それでもモースがバックにいた頃のような無尽蔵な借金は出来なかった為に借金返済の為にタトリン一家は人生を捧げることになって何とか完済は出来たが、もし借金の額によってはもう返せる見込みはこいつらにはないから犯罪と見なす・・・といったような世界だったなら、むしろアニスは両親から解放されていた可能性は無かったとは言えないだろうし楽になっていた可能性は十分に有り得ただろう。

しかしそうではないからこそ両親達は無知に活動してきたし、無知で娘を始めとした者達に対する悪い影響を与えてきた上で・・・ハッキリとこういう罪があるからと裁かれることなく、愚行を繰り返していくばかりとなった。
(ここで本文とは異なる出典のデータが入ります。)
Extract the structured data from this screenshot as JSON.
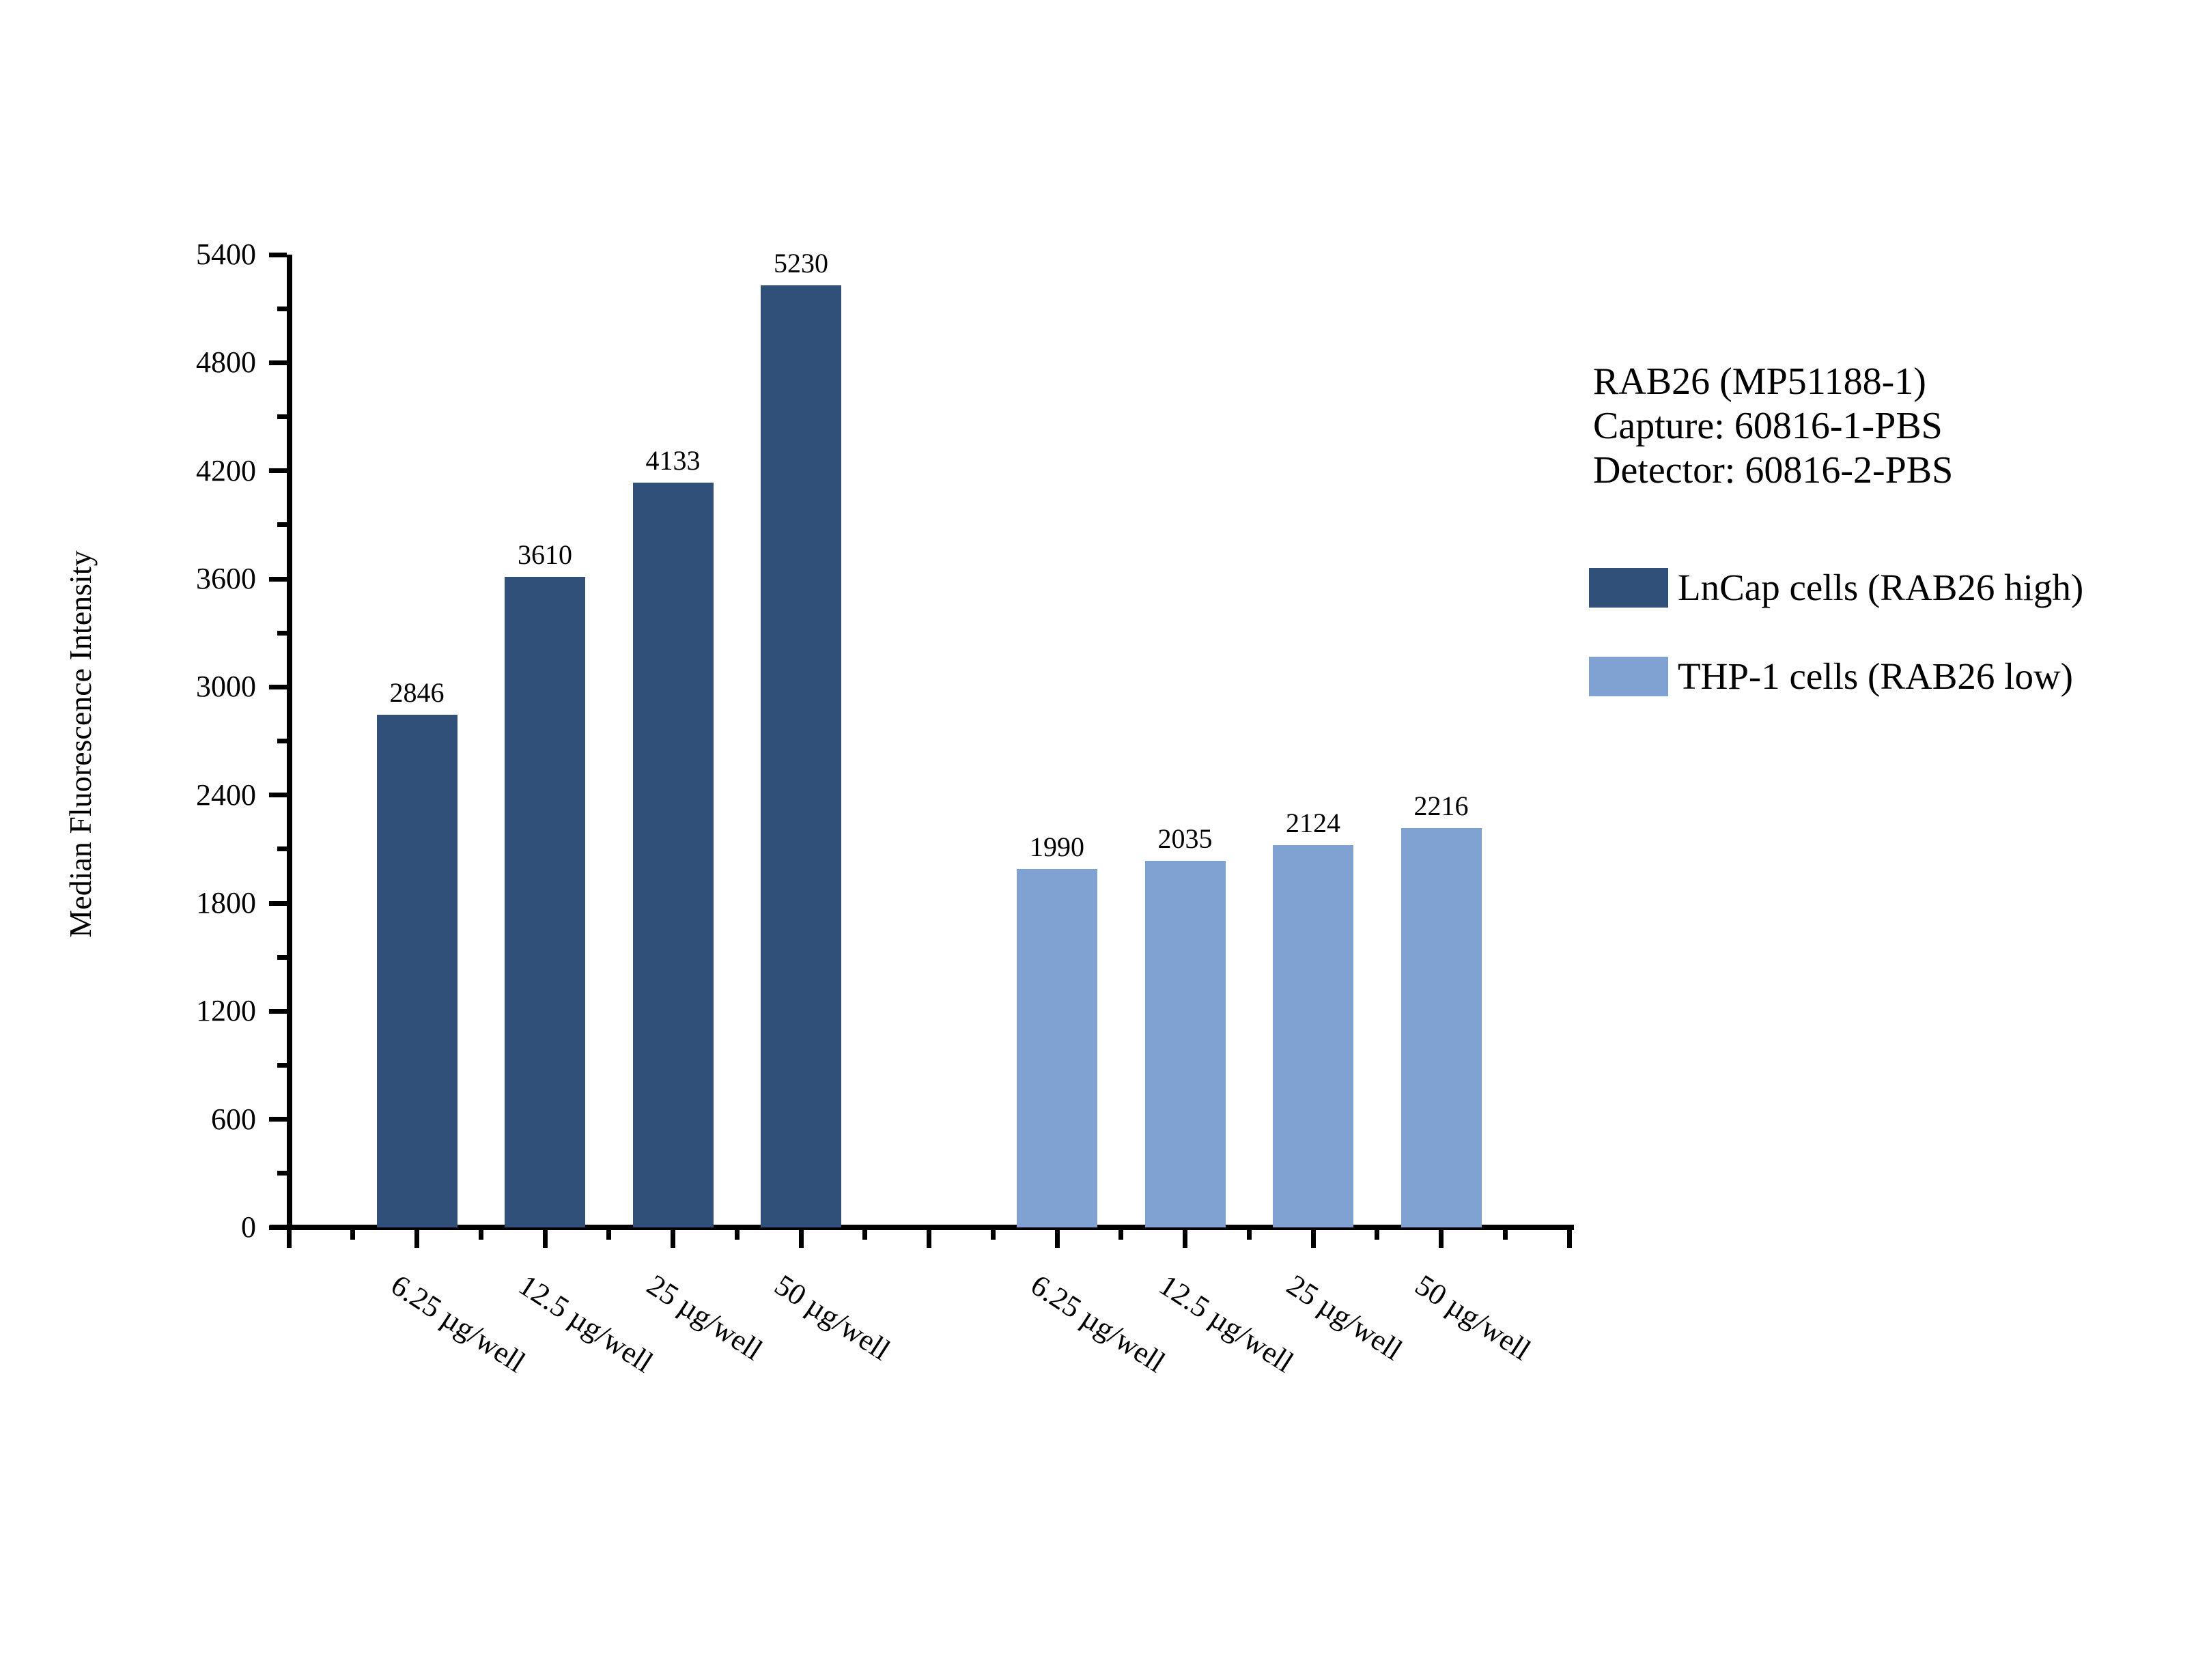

・・・良い人間であることが悪いことであるというわけではないし、むしろいいことではあるだろう。しかし行き過ぎた無知は罪ではなくとも、利用されたり害悪になったりと百害あって一利なしとなる裁かれない悪と見なされる事もある・・・それだけ人の世というのは難しい物なのだ。

だからこそそれを繰り返させないようにするためには、タトリン夫妻から話にしたような形でアニスを解放しなければならないと見たのだ。例えアニスが望むような事にはならなくともと・・・


















・・・そうしてしばらくの時間をトリトハイムと話すことで費やし、ルーク達がダアトから出てからの流れについてを決定させた。それで解散となり一晩をゆっくりと休んだ後、再び導師の私室に集まった。

その際には一応というかちゃんとヴァン達の事も調べていたアッシュは満足いくような成果は見付けられなかったと明かし、そしてトリトハイムも昨日話した事についてなどイオンやアニス達におくびもその様子を見せることなく話を進ませていった。これからどうやってダアトをまとめていくのかと。

そうして時間は進み、夕方といった時間になって話も落ち着いた所でアッシュが先導する形でセフィロトへと向かうことになった。自分が入り口を知っているということで。